4. Make a reservation. Toronto’s got gluten-free and GF-friendly restaurants aplenty! Luckily for us, some are dedicated gluten-free and therefore completely worry free. Others may not have a gluten-free kitchen but go out of their way to ensure the food is safe. Be warned: Some restos boast “gluten free!” on their menus but have no business doing so. Claiming the food is gluten-free when it’s cooked in the same pot or fryer as everything else is a recipe for cross-contamination.
5. Join the Toronto chapter of the Canadian Celiac Association. No longer just for people with celiac disease, the CCA has broadened its mandate to be the voice for all “people who are adversely affected by gluten.” And membership has its privileges: You get a copy of the Pocket Dictionary: Acceptability of Foods & Food Ingredients for the Gluten-Free Diet—my gluten-free bible.
6. Come to the Gluten-Free Garage on November 17 at the Artscape Wychwood Barns! We’re excited to be hosting 60 vendors—an eclectic, hand-picked mix of GFG alumni and newbies—who will be sampling and selling their awesome gluten-free food and lifestyle products at our 3rd event! For more info, go to glutenfreegarage.ca.

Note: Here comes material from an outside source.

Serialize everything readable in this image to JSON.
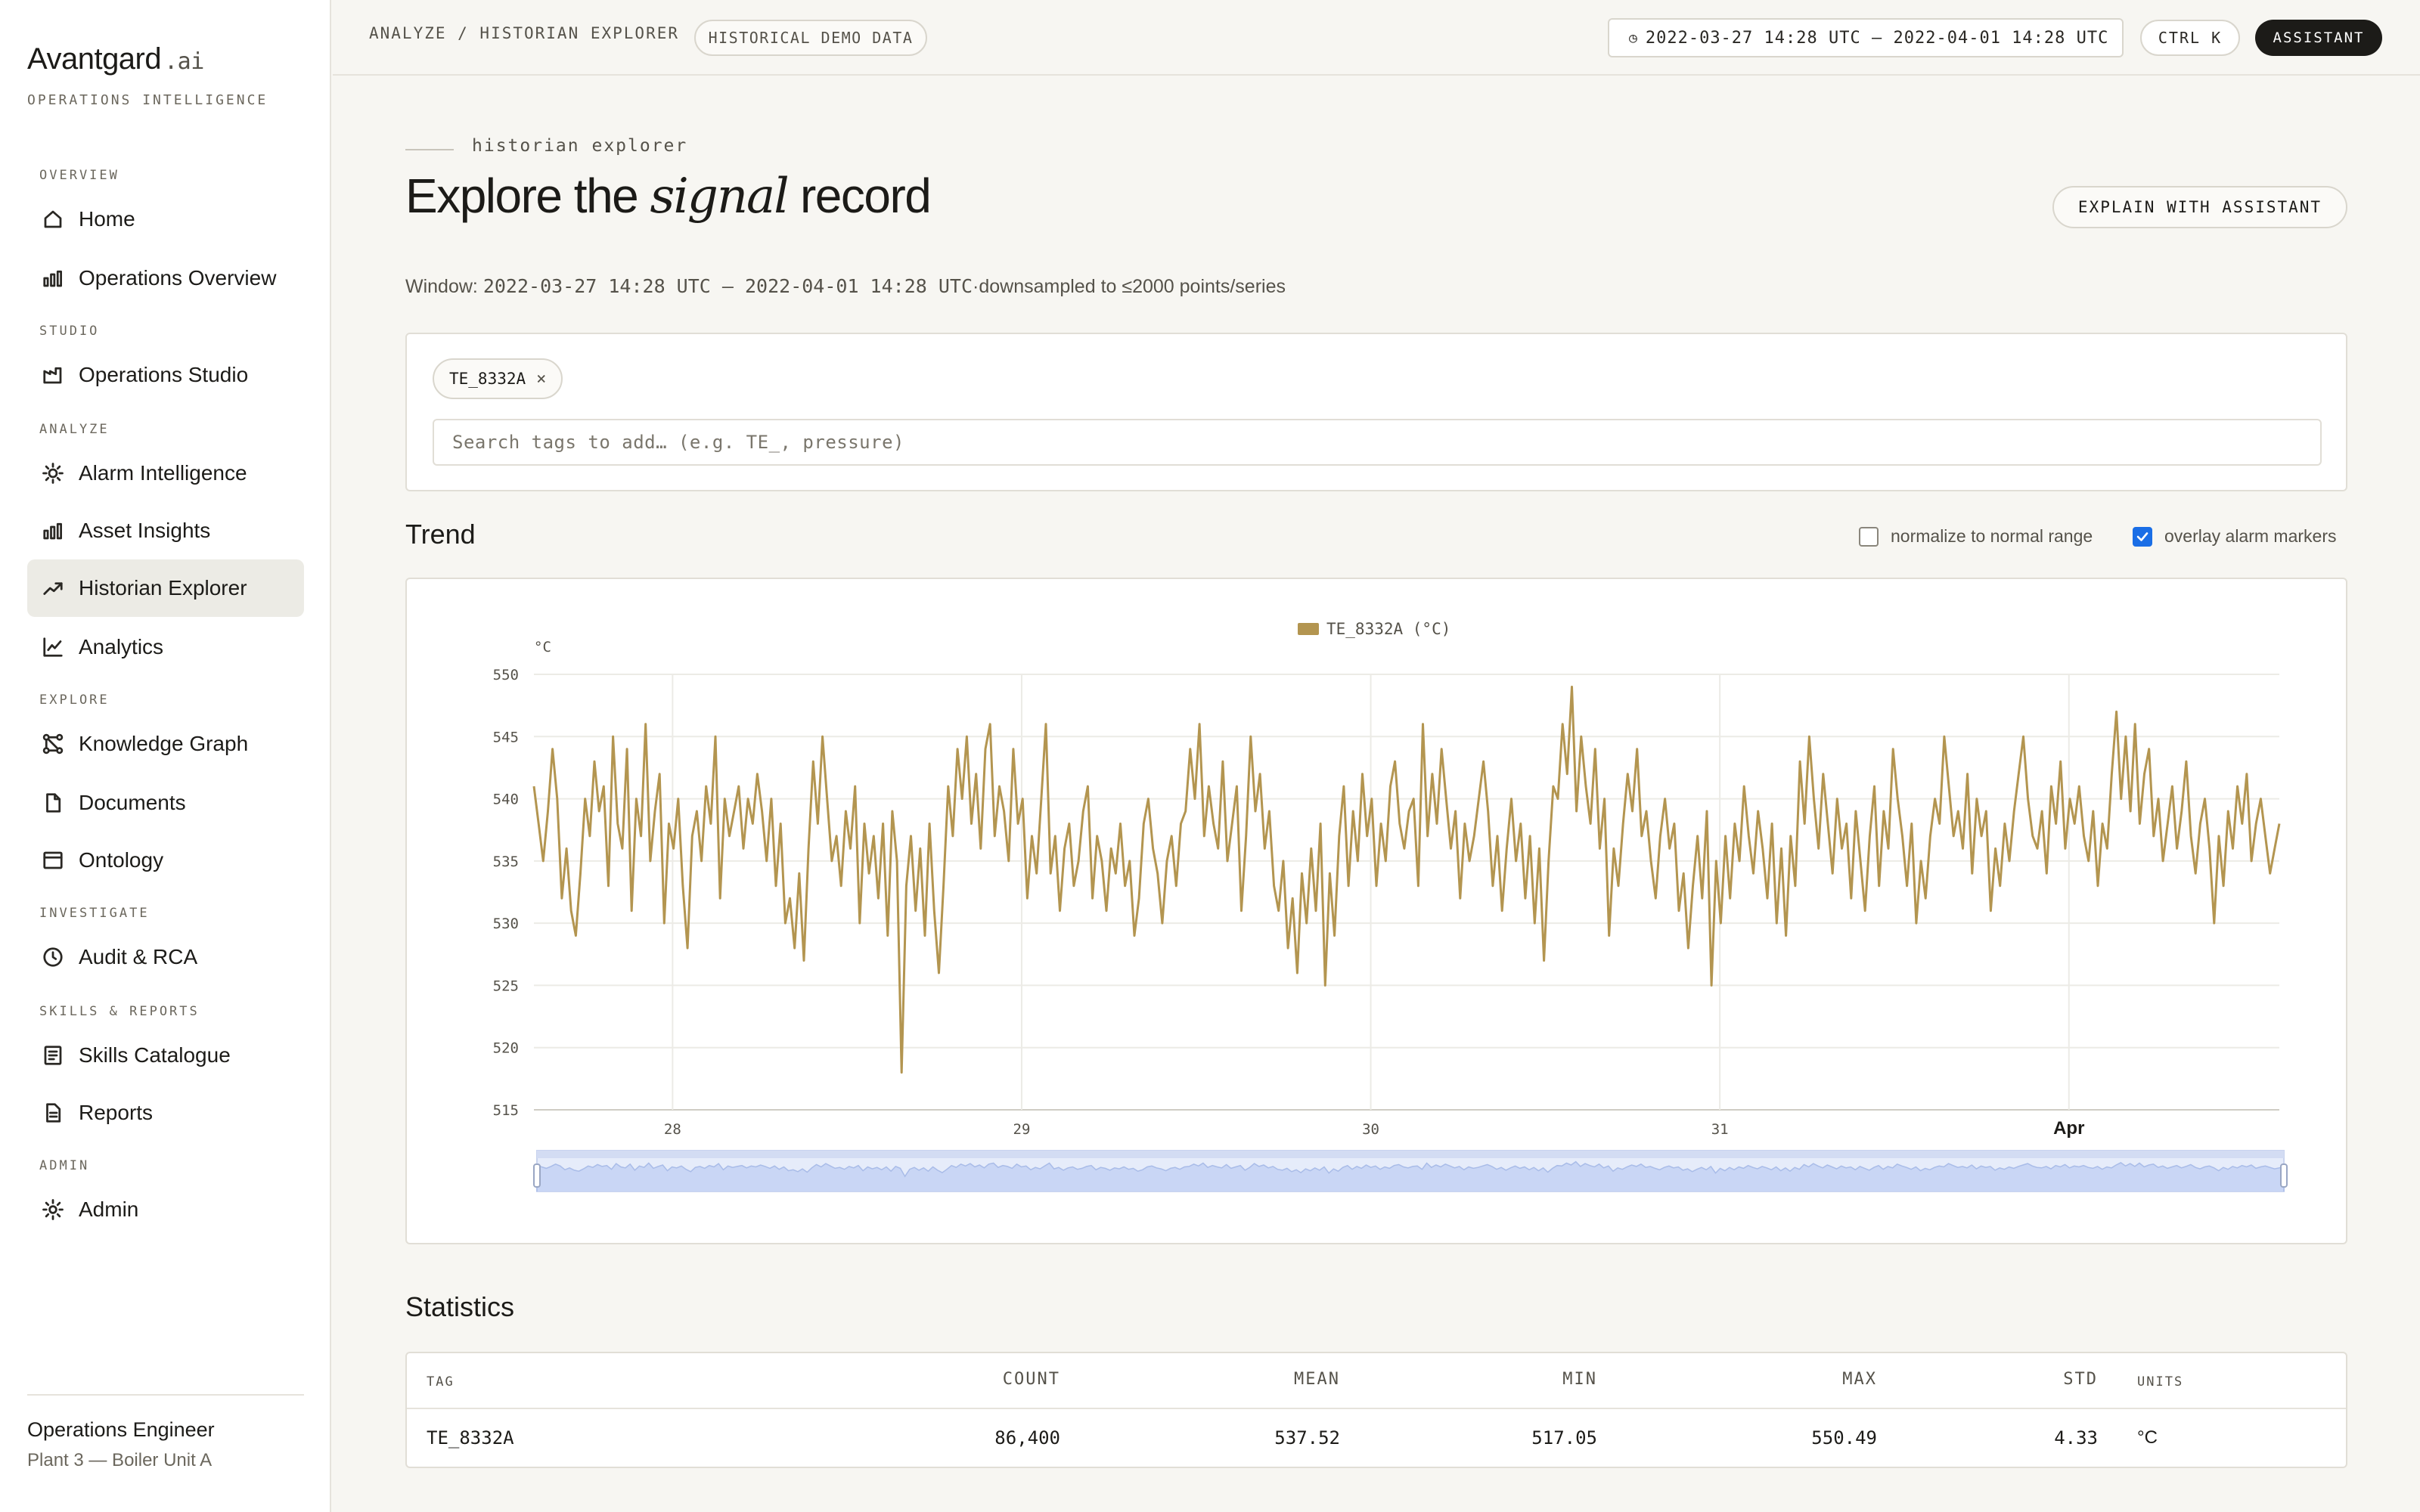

6 gluten-free pros serve up ONE BRILLIANT TIP for how to go gluten-free…no matter where you live
Find a good gluten-free bread. Many breads on the market are lacking flavour, nutrients and substance. You have to do a little research in order to find the best gluten-free bread for you. The smaller gluten-free bakeries seem to be the ones that are finding creative ways to make tasty (and healthy) gluten-free breads. If you have your toast, gluten-free living seems rosier!
—Maggie Savage, sheletthemeatcake.com
Choose whole foods instead of gluten-free junk food. While there are many gluten-free products available in grocery stores nowadays, be cautious of the dreaded sugar found in many packaged foods. Just because you’re gluten-free doesn’t mean it’s a one-way ticket to eating anything and everything you want. To stay on track health-wise and feel your best, eat more naturally gluten-free foods and try to avoid sugar and chemical ingredients. Be an avid label reader to know what’s in your food.
—Joy McCarthy, Holistic nutritionist, joyoushealth.ca
Ask lots of questions when dining out or eating at someone else’s home. Just because a dish is made from gluten-free ingredients doesn’t mean it’s free from gluten. Some restaurants may not be aware of cross-contamination issues, so ask how they prepare the food and what measures they take to prevent it. Verifying the safety status of your food will put your tummy in check and will (more often than not) educate someone else, so it’s a win-win situation!
—Lisa Cantkier, glutenfreefind.com
Experiment with different all-purpose gluten-free flour mixes. Most gluten-free recipes recommend combining several different flours, but there’s no need to jump in this way! Once you figure out which mixes work best for you, you’ll have a better idea how the various flours operate together—and then you might want to design your own blend. Although I’ve been baking my whole life, I waited two years before developing an all-purpose GF mix; I wanted to be sure it would work in all situations and that I loved the flavour and texture it produced. Now I use it for 95% of my baking (find the recipe at RickiHeller.com).
—Ricki Heller, author of Naturally Sweet and Gluten Free
Find support. It’s difficult to embrace a whole new lifestyle on your own. The best thing I did after diagnosis was create an online resource to attract other people who could empathize, where we could discuss local products, events, stores, restaurants and more. It’s comforting to be surrounded by people who have been in your shoes and get what you’re going through. Best of all, I learned that being gluten-free can be fun.
—Jax Wilkinson, glutenfreeontario.ca
Don’t eat wheat.
—Lily E., Gluten Free Garage muse
RonniLyn Pustil is the founder of the Gluten-Free Garage – a celebration of all things deliciously gluten-free that's taking place at the Artscape Wychwood Barns on November 17th.